Spring 2024

Freud as a Jewish Thinker: Jewish Jokes, Psychoanalysis, and the Modern World

Listed in: History, as HIST-256


Benjamin A. Wurgaft (Section 01)


[EU/TC] Sigmund Freud, as we know, was a Jew. But why was psychoanalysis called “The Jewish Science”? And why did Freud include so many Jewish jokes in his short 1906 volume, Jokes and their Relation to the Unconscious?
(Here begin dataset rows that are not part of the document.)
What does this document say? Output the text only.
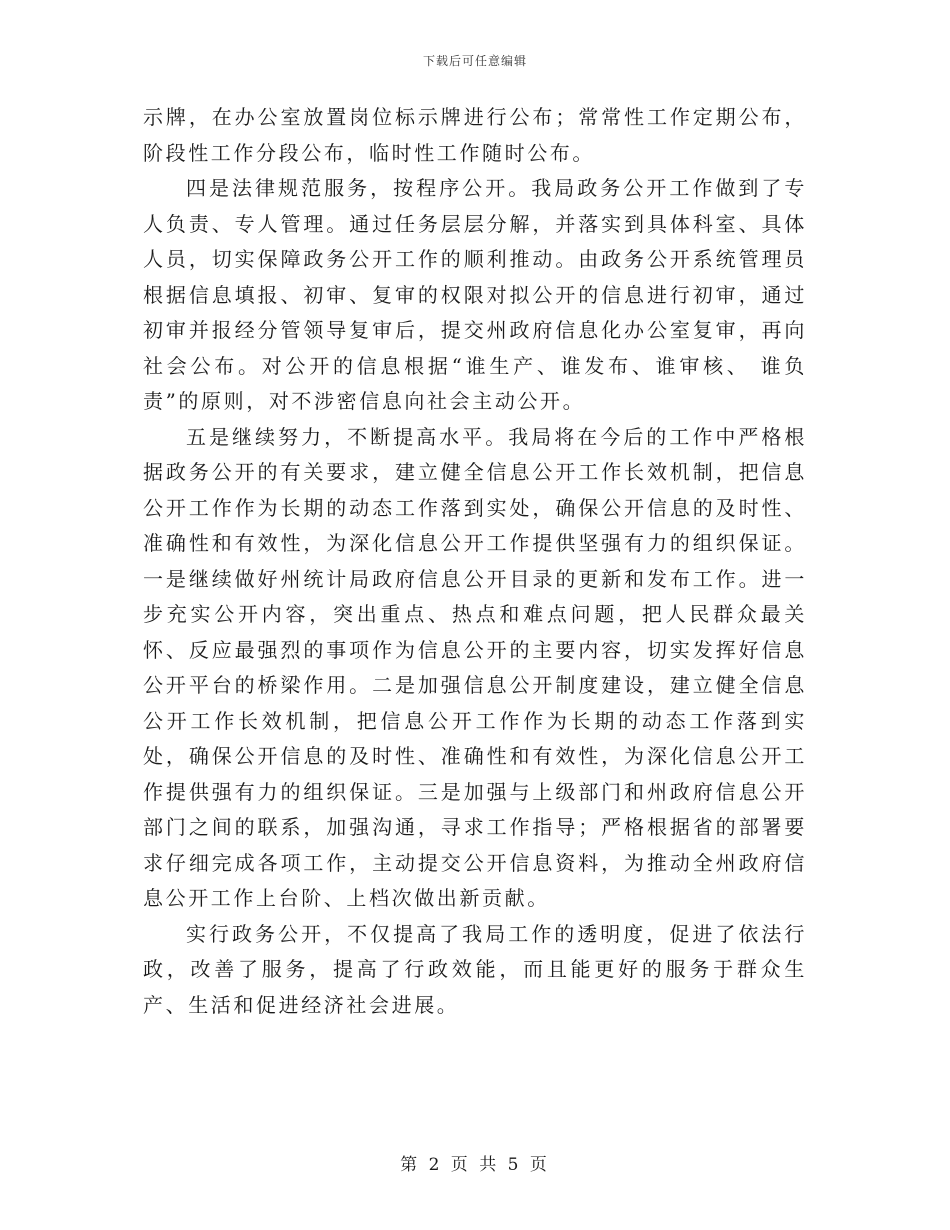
下载后可任意编辑

示牌，在办公室放置岗位标示牌进行公布；常常性工作定期公布，阶段性工作分段公布，临时性工作随时公布。

四是法律规范服务，按程序公开。我局政务公开工作做到了专人负责、专人管理。通过任务层层分解，并落实到具体科室、具体人员，切实保障政务公开工作的顺利推动。由政务公开系统管理员根据信息填报、初审、复审的权限对拟公开的信息进行初审，通过初审并报经分管领导复审后，提交州政府信息化办公室复审，再向社会公布。对公开的信息根据“谁生产、谁发布、谁审核、 谁负责”的原则，对不涉密信息向社会主动公开。

五是继续努力，不断提高水平。我局将在今后的工作中严格根据政务公开的有关要求，建立健全信息公开工作长效机制，把信息公开工作作为长期的动态工作落到实处，确保公开信息的及时性、准确性和有效性，为深化信息公开工作提供坚强有力的组织保证。一是继续做好州统计局政府信息公开目录的更新和发布工作。进一步充实公开内容，突出重点、热点和难点问题，把人民群众最关怀、反应最强烈的事项作为信息公开的主要内容，切实发挥好信息公开平台的桥梁作用。二是加强信息公开制度建设，建立健全信息公开工作长效机制，把信息公开工作作为长期的动态工作落到实处，确保公开信息的及时性、准确性和有效性，为深化信息公开工作提供强有力的组织保证。三是加强与上级部门和州政府信息公开部门之间的联系，加强沟通，寻求工作指导；严格根据省的部署要求仔细完成各项工作，主动提交公开信息资料，为推动全州政府信息公开工作上台阶、上档次做出新贡献。

实行政务公开，不仅提高了我局工作的透明度，促进了依法行政，改善了服务，提高了行政效能，而且能更好的服务于群众生产、生活和促进经济社会进展。

第 2 页 共 5 页
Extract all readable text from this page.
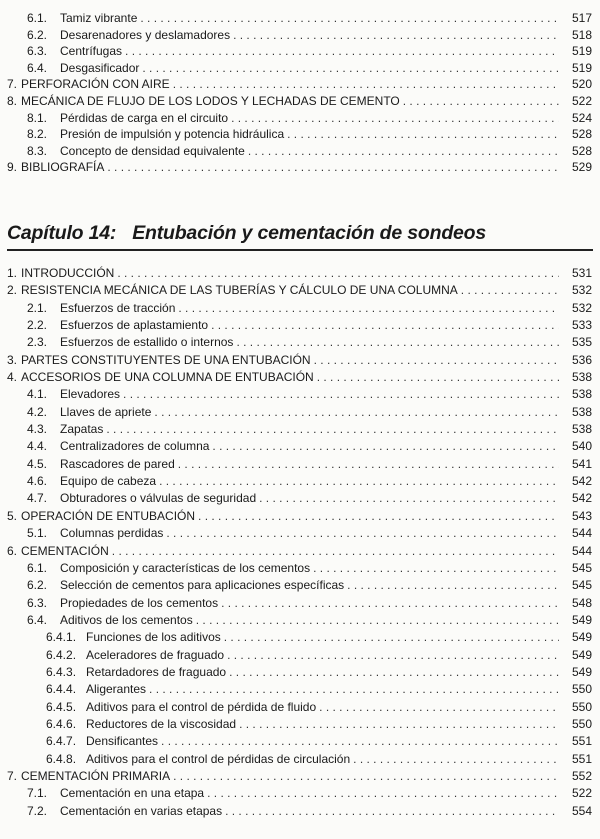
6.1.	Tamiz vibrante . . .	517
6.2.	Desarenadores y deslamadores . . .	518
6.3.	Centrífugas . . .	519
6.4.	Desgasificador . . .	519
7. PERFORACIÓN CON AIRE . . .	520
8. MECÁNICA DE FLUJO DE LOS LODOS Y LECHADAS DE CEMENTO . . .	522
8.1.	Pérdidas de carga en el circuito . . .	524
8.2.	Presión de impulsión y potencia hidráulica . . .	528
8.3.	Concepto de densidad equivalente . . .	528
9. BIBLIOGRAFÍA . . .	529
Capítulo 14: Entubación y cementación de sondeos
1. INTRODUCCIÓN . . .	531
2. RESISTENCIA MECÁNICA DE LAS TUBERÍAS Y CÁLCULO DE UNA COLUMNA . . .	532
2.1.	Esfuerzos de tracción . . .	532
2.2.	Esfuerzos de aplastamiento . . .	533
2.3.	Esfuerzos de estallido o internos . . .	535
3. PARTES CONSTITUYENTES DE UNA ENTUBACIÓN . . .	536
4. ACCESORIOS DE UNA COLUMNA DE ENTUBACIÓN . . .	538
4.1.	Elevadores . . .	538
4.2.	Llaves de apriete . . .	538
4.3.	Zapatas . . .	538
4.4.	Centralizadores de columna . . .	540
4.5.	Rascadores de pared . . .	541
4.6.	Equipo de cabeza . . .	542
4.7.	Obturadores o válvulas de seguridad . . .	542
5. OPERACIÓN DE ENTUBACIÓN . . .	543
5.1.	Columnas perdidas . . .	544
6. CEMENTACIÓN . . .	544
6.1.	Composición y características de los cementos . . .	545
6.2.	Selección de cementos para aplicaciones específicas . . .	545
6.3.	Propiedades de los cementos . . .	548
6.4.	Aditivos de los cementos . . .	549
6.4.1. Funciones de los aditivos . . .	549
6.4.2. Aceleradores de fraguado . . .	549
6.4.3. Retardadores de fraguado . . .	549
6.4.4. Aligerantes . . .	550
6.4.5. Aditivos para el control de pérdida de fluido . . .	550
6.4.6. Reductores de la viscosidad . . .	550
6.4.7. Densificantes . . .	551
6.4.8. Aditivos para el control de pérdidas de circulación . . .	551
7. CEMENTACIÓN PRIMARIA . . .	552
7.1.	Cementación en una etapa . . .	522
7.2.	Cementación en varias etapas . . .	554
This course is an introduction to the intellectual history of psychoanalysis and its intersections with modern Jewish history, using Freud’s book on jokes as an entry-point to his scientific, humanistic, and religious milieu. Topics will include Freud’s thought and criticisms thereof from later feminist psychoanalysts, the place of Jews in the Austro-Hungarian empire, Viennese culture at the turn of the twentieth century, the reception of Freud in popular culture, the genre called “modern Jewish thought,” and of course, jokes. Psychoanalysis, we will see, is not solely a "Jewish science," but it does have Jewish origins, and so does the therapeutic culture that thrived over the past century, and that continues to influence us today. Course meets twice weekly.

Spring semester. Visiting Assistant Professor Wurgaft.

How to handle overenrollment: null

Students who enroll in this course will likely encounter and be expected to engage in the following intellectual skills, modes of learning, and assessment: Close analysis of historical evidence, which may include written documents, images, music, films, or statistics from the historical period under study. Exploration of scholarly, methodological, and theoretical debates about historical topics. Extensive reading, varying forms of written work, and intensive in-class discussions.